2. Find active users and influencers. You're creating a targeted list, so for efficiency's sake, it's best to filter out those who haven't tweeted in 30 to 60 days. Tools such as Social Bro allow you to select only those who have tweeted within certain period of time (the last month or 90 days, for example). It can also lead you to those with influence or who have a certain number of followers.
3. Find those who use a particular hashtag. What hashtags would your audience use? It's likely that your audience might be linked by certain products or events associated with specific hashtags. Brainstorm to find two to three hashtags that might lead you to your audience. Once you're ready, input them into a tool such as TweetBe, run a search and create a list of profiles that fit your specific needs.
4. Organize your results. Once you've found profiles based on keywords, hashtags or locations, you'll want to organize them in a list. Of course, any Twitter user can use the platform's built-in "lists" feature to group certain profiles, creating up to 20 lists, with a maximum of 500 contacts each. For many this might be sufficient, but if you need more advanced list-management features there are plenty of tools to fill that gap, including SocialBro, Tweetbe.at, and Tweepi.com.
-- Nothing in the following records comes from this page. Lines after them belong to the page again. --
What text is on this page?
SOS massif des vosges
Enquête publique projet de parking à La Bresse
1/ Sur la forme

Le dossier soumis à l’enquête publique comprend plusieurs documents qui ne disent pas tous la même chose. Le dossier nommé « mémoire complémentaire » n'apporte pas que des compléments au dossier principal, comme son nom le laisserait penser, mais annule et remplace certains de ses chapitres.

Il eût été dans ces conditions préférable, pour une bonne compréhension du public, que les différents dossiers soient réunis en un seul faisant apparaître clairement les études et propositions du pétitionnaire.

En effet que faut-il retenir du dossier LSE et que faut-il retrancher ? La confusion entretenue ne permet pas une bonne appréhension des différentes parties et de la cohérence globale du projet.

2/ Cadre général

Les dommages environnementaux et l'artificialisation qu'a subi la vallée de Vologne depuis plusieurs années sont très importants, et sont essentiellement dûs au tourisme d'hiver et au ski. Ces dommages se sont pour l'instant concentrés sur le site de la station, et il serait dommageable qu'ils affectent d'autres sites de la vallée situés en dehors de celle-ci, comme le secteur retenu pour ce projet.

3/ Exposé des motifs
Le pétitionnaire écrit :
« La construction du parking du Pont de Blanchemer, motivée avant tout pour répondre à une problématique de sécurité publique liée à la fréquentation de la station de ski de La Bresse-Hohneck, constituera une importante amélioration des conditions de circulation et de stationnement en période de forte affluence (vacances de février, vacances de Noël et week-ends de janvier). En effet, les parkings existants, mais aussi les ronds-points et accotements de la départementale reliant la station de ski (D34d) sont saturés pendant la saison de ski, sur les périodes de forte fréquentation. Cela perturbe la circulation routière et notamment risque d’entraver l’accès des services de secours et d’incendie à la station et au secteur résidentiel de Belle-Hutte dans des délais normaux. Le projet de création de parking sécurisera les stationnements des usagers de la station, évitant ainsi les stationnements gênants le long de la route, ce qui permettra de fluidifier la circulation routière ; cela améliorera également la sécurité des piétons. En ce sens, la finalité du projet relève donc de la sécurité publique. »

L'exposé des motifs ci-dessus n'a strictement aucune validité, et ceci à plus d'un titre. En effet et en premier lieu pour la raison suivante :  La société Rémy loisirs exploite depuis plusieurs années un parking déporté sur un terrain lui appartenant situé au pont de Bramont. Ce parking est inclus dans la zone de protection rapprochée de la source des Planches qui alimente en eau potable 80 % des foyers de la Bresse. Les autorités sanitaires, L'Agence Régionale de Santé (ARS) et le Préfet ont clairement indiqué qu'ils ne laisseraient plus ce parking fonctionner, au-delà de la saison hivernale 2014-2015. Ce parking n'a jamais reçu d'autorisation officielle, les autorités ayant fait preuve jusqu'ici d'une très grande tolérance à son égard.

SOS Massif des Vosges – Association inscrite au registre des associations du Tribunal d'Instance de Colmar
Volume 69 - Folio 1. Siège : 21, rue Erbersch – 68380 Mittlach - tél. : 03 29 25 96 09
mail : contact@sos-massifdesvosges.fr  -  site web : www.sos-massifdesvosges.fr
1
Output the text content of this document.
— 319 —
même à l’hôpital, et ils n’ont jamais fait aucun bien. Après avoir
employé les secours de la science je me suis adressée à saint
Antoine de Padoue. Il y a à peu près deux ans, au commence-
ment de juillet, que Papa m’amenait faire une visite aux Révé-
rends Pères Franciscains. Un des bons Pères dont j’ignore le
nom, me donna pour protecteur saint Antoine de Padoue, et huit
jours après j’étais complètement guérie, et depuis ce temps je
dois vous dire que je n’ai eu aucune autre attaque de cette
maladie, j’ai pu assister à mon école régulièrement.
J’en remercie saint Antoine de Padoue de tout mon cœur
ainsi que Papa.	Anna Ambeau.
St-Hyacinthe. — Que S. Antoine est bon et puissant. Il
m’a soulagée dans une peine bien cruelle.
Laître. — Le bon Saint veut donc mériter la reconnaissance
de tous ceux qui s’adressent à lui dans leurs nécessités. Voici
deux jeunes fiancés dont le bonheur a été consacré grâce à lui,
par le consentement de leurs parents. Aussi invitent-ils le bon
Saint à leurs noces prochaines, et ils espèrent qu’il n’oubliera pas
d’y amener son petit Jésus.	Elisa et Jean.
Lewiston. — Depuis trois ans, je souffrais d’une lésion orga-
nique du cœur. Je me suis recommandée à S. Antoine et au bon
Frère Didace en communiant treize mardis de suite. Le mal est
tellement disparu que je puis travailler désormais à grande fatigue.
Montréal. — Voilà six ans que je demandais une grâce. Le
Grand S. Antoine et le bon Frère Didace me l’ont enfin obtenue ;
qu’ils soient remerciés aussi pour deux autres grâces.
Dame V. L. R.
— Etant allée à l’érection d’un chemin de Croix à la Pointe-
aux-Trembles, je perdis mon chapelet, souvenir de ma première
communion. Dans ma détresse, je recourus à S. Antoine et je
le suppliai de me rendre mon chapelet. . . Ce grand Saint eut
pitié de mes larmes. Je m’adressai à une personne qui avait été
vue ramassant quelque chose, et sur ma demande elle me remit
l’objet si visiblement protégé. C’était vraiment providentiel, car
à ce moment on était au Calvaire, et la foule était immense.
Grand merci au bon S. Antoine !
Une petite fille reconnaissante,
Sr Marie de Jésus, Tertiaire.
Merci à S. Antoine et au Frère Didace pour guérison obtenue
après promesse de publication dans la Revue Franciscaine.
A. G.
5. Don't forget your tweeps. We've dealt mostly with finding new contacts but your old friends might also be a fit. Using any of the tools mentioned here you can use the "Advanced Search" to find your personal friends and add them to lists where they might fit.
6. Interact and monitor. After you build your segments, you're ready to interact with them. Use a dashboard such as HootSuite or Tweetdeck to import your new Twitter lists into columns so you can easily monitor your lists and build relationships through targeted content. Every few weeks or months consider updating your lists to ensure that your audience grows proactively. Go and get'em!